There have been many classic tales of The Big Story and the Reporter Who Stops at Nothing for a Scoop. Sometimes the havoc wreaked by such ruthless ambition leads to The Reporter's downfall, and maybe a new humility and ultimate salvation. Sometimes not. The hot-shot reporter pursuing this particular big story is a polished, multilingual African-American woman, played with smooth grace by Erin Perry, like her director also making a remarkable debut. And just like her predecessors in the legions of theatrical hot-shot reporters, she ignores the advice of her editor, cuts out more experienced competitors, and manages to circumvent the brakes in the system that might have prevented the final tragedy.

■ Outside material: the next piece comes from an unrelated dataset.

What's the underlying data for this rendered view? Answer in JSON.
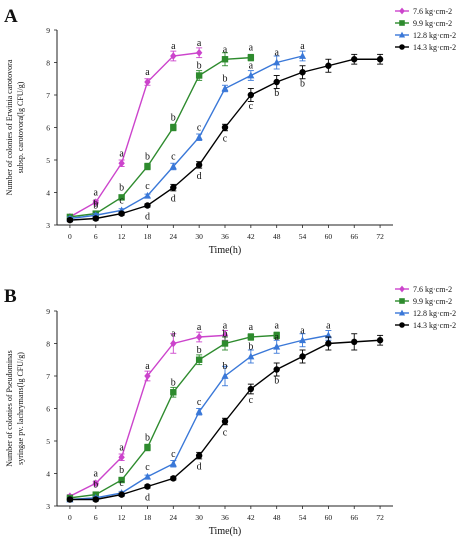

Playwright Wilson often employs a neat sort of instant flashback, in which characters telling their stories cross back and forth between reliving and narrating the events. In this compression of time and space, they sometimes carry on several conversations at once, occasionally to comic effect, but mainly to underline the play's urgent pace. The Story mixes a murder mystery with questions about truth and about African-American identity in a twisting narrative that would not be fair to reveal. There are surprises, insights, a few laughs and even the sewing-up of many suspected holes in the plot -- except for the big one left as an exercise for the audience.
Keeping pace with Perry are Jonathan Berry, as the sharper but more principled reporter; Ashley Coney, as the enigmatic Latisha; and Jessica Dunn, providing the necessary ambivalence as the new widow. James V. Thomas' minimalist set does its duty, evoking both the newsroom and the street, and Cheryl El Walker's costume designs and Eric Smith's light and sound augment the noirish atmosphere.
New Horizon's production is occasionally rough around the edges, and the play's heavy-messaging is sometimes a bit shrill. But The Story is raw, razor-edged and (dare I say it?) fun in a way that exercises rather than insults your brain.